Eigentlich hatte in diesem Antrag gestanden, die SWSG solle ihren Anteil am Bestand der Stuttgarter Wohnungen von sechs auf zehn Prozent erhöhen. Das ist nicht sonderlich viel. Die städtischen Wohnungsgesellschaften in Hamburg und Frankfurt beispielsweise besitzen jeweils 14 Prozent der Bestände. Dennoch bekam Silvia Fischer, SWSG-Aufsichtsrätin der Grünen, am Vorabend kalte Füße, und drängte darauf, die Zahl aus dem Antrag zu streichen. Nun heißt es, die SWSG solle ihren Anteil "sukzessive auf 10 Prozent steigern". Also irgendwann einmal, alles unverbindlich.
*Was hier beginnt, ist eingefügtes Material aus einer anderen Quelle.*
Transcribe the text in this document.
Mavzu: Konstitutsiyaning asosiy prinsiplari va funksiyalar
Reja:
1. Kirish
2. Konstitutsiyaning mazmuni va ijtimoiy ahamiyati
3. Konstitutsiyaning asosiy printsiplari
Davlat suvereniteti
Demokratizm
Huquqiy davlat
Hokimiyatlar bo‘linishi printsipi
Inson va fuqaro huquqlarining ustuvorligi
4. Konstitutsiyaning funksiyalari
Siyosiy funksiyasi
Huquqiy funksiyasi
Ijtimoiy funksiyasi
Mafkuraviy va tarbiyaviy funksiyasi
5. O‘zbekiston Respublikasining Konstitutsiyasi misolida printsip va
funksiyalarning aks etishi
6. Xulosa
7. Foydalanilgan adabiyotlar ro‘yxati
"Die Wohnungspolitik setzt also weiterhin den falschen, weil (sozial-)wohnungspolitisch und ordnungspolitisch falschen Kurs fort", resümiert Linken-Stadtrat Tom Adler. Mit dem Aktionsbündnis Recht auf Wohnen und weiteren Partnern wie Mieterinitiativen, AnStifter, Verdi, Naturfreunde, Bürgerinitiative Neckartor, Flüchtlingsfreundeskreisen und dem K-21-Aktionsbündnis hat er für den Tag, an dem der Gemeinderat den Haushaltsentwurf diskutiert, zu einer Kundgebung vor dem Rathaus aufgerufen. Unter dem Titel "Ihr spart uns kaputt und krank! Es ist genug für alle da!" wollen die Aktivisten am Donnerstag den 19. Oktober, ihrem Unmut lautstark Ausdruck verleihen.
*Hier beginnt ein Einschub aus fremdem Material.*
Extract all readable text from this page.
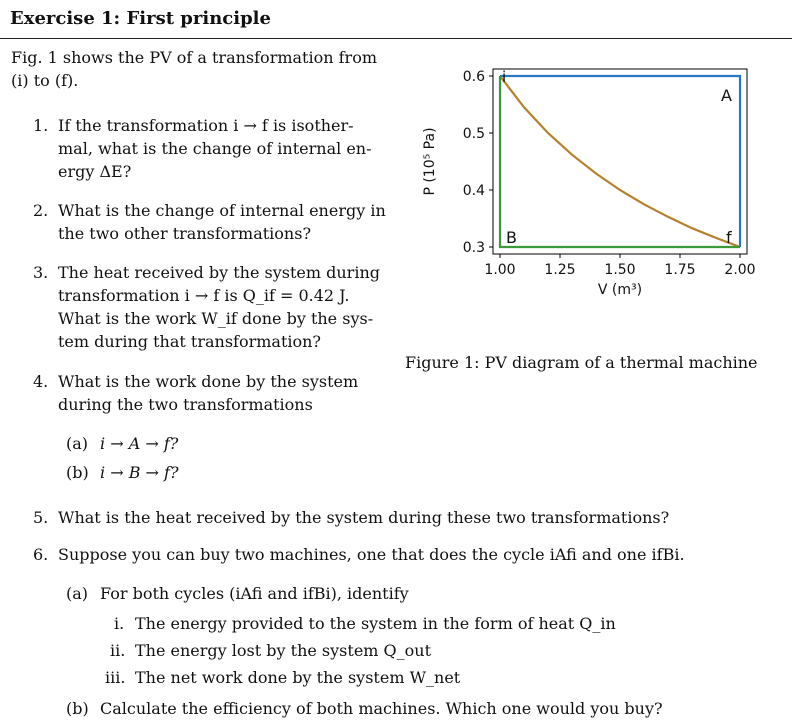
Exercise 1: First principle
Fig. 1 shows the PV of a transformation from
(i) to (f).
1. If the transformation i → f is isother-
mal, what is the change of internal en-
ergy ΔE?
2. What is the change of internal energy in
the two other transformations?
3. The heat received by the system during
transformation i → f is Q_if = 0.42 J.
What is the work W_if done by the sys-
tem during that transformation?
4. What is the work done by the system
during the two transformations
(a) i → A → f?
(b) i → B → f?
5. What is the heat received by the system during these two transformations?
6. Suppose you can buy two machines, one that does the cycle iAfi and one ifBi.
(a) For both cycles (iAfi and ifBi), identify
i. The energy provided to the system in the form of heat Q_in
ii. The energy lost by the system Q_out
iii. The net work done by the system W_net
(b) Calculate the efficiency of both machines. Which one would you buy?
1.00 1.25 1.50 1.75 2.00
0.3
0.4
0.5
0.6
V (m³)
P (10⁵ Pa)
i
A
B	f
Figure 1: PV diagram of a thermal machine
Schon unter Susanne Eisenmann war Kultur-Unterfinanzierung Thema
Sprechen wird auch Hans Christ, einer der Leiter des Württembergischen Kunstvereins (WKV), der gerade eine spektakuläre Ausstellung mit und über den Filmemacher, Literaten und Intellektuellen Alexander Kluge eröffnet hat. Obwohl die damalige Kulturbürgermeisterin Susanne Eisenmann bereits für den letzten Doppelhaushalt beantragt hatte, die strukturelle Unterfinanzierung der Kultureinrichtungen zu beheben, kommt der WKV, wie viele andere Einrichtungen, in der "grünen Liste" der von der Bürgermeisterriege bewilligten Etaterhöhungen wieder nicht vor.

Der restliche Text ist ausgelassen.